Nato und Rußland verhandeln über Beziehungen

■ Nato-Generalsekretär Solana trifft in Moskau mit Außenminister Primakow zusammen. Ziel ist die Ausarbeitung einer Charta über das beiderseitige Verhältnis

Moskau/Wien (AFP/taz) – Die Nato und Rußland haben gestern die ersten substantiellen Verhandlungen über ihr künftiges Verhältnis aufgenommen. Bei dem Treffen von Nato-Generalsekretär Javier Solana mit Rußlands Außenminister Jewgeni Primakow bei Moskau sollte es vor allem um die geplante Osterweiterung der Allianz gehen. Ziel der Verhandlungen ist die Ausarbeitung einer grundlegenden Charta über das Verhältnis beider Seiten.
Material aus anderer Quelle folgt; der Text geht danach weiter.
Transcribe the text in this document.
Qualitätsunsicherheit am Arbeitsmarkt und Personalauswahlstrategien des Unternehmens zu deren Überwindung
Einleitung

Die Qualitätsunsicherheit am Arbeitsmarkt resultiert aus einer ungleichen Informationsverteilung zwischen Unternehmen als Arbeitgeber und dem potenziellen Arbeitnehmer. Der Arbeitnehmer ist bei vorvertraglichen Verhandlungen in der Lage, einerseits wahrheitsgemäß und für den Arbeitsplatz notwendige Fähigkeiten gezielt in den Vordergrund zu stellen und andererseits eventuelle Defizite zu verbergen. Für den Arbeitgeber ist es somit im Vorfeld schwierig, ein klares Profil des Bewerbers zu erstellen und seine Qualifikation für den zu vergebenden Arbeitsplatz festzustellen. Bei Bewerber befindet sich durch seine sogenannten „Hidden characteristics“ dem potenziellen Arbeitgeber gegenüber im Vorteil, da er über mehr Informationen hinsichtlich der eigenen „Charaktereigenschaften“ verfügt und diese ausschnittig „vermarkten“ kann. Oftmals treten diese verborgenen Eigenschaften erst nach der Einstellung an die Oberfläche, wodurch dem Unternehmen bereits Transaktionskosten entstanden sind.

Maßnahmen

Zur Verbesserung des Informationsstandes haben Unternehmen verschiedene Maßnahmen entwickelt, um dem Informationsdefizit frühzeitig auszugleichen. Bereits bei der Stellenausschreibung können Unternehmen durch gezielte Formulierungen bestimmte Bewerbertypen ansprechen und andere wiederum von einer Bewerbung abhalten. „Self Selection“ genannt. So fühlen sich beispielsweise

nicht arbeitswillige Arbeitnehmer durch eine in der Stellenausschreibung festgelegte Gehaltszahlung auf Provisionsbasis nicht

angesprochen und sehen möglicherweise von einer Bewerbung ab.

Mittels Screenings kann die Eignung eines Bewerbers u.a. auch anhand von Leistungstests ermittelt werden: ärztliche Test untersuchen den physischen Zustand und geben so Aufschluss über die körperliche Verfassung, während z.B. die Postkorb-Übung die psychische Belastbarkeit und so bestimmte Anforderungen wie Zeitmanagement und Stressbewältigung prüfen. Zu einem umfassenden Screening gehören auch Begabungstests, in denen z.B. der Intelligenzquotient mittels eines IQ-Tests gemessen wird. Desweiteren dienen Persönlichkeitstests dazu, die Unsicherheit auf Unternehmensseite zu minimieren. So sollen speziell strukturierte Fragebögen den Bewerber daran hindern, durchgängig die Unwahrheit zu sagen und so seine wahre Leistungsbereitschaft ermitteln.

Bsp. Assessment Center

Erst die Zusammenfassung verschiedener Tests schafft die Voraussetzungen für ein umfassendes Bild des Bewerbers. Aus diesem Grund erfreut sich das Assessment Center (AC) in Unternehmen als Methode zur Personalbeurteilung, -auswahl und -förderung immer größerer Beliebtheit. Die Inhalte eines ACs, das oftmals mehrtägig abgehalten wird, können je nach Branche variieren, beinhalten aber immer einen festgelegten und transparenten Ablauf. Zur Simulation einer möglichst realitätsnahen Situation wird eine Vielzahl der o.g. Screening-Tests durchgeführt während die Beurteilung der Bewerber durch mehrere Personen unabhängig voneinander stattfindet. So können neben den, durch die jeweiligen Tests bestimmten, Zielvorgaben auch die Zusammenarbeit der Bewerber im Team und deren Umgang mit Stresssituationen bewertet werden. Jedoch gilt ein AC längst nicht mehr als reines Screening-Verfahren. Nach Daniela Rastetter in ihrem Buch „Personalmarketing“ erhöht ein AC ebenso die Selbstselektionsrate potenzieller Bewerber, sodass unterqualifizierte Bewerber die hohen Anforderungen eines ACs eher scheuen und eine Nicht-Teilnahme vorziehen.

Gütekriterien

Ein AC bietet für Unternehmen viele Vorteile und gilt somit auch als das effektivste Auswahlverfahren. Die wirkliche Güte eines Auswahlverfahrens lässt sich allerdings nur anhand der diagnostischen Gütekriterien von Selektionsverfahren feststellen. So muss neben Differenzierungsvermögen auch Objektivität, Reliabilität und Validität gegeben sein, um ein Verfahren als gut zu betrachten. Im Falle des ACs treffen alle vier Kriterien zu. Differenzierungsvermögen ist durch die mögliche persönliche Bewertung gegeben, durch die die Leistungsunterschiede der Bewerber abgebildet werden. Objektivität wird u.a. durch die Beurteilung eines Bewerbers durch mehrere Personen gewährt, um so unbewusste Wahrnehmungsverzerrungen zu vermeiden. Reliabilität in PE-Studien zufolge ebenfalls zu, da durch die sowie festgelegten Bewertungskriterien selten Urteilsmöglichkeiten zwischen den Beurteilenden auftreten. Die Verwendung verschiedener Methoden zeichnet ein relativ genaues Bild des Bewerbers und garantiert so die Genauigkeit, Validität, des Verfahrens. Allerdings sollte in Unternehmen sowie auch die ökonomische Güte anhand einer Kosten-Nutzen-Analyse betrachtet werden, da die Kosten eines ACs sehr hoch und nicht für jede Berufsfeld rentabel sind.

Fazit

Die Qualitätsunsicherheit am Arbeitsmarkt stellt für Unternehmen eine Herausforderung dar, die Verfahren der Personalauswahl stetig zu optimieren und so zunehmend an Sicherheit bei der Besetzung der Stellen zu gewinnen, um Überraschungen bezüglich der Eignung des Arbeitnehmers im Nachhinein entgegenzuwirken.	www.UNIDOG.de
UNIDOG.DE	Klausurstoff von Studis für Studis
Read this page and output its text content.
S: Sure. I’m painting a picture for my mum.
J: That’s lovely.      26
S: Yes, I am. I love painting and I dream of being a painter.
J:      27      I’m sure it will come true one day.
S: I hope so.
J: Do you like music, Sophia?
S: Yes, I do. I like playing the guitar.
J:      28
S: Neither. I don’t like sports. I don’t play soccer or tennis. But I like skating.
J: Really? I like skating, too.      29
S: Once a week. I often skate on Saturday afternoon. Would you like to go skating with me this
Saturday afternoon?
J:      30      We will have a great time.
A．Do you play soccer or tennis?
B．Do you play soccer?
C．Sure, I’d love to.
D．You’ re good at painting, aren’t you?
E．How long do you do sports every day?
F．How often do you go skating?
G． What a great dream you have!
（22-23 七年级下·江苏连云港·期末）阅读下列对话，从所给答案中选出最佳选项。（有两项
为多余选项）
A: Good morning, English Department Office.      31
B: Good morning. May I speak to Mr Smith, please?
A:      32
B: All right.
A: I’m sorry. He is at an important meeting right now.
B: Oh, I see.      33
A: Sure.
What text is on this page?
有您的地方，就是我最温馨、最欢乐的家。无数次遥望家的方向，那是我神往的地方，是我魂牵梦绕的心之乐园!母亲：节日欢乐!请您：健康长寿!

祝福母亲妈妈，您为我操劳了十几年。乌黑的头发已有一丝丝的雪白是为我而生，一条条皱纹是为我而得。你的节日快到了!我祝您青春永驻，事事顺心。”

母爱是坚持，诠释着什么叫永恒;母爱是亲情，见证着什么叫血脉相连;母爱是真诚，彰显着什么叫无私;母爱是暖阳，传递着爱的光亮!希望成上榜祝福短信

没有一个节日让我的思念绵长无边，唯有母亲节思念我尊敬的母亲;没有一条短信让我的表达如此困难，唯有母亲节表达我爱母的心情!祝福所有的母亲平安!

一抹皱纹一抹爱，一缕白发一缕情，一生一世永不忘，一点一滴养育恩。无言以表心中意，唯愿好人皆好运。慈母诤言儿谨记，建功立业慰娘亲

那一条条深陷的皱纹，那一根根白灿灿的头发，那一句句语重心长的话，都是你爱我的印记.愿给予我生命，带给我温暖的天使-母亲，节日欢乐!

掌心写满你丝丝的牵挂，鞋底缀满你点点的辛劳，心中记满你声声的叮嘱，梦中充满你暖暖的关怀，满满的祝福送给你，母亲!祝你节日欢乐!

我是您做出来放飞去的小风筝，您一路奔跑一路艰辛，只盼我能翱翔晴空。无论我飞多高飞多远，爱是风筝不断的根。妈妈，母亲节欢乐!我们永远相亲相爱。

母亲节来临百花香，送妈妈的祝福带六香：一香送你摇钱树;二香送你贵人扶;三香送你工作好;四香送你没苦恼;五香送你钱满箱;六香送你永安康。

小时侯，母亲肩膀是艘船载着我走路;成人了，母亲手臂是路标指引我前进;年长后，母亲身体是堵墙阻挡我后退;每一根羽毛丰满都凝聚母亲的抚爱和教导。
Solana wollte bei dem mehrstündigen Treffen erneut versuchen, die Bedenken Rußlands gegen die Aufnahme ehemaliger Ostblockstaaten in die Nato zu zerstreuen. Sein Besuch bildete den Auftakt einer Reihe von Konsultationen zwischen Rußland und dem Westen auf höchster Ebene. Moskau macht sein Ja zur Osterweiterung von einer Änderung des KSE- Vertrags abhängig. Die schwierigen Verhandlungen hierüber sollen heute in Wien beginnen.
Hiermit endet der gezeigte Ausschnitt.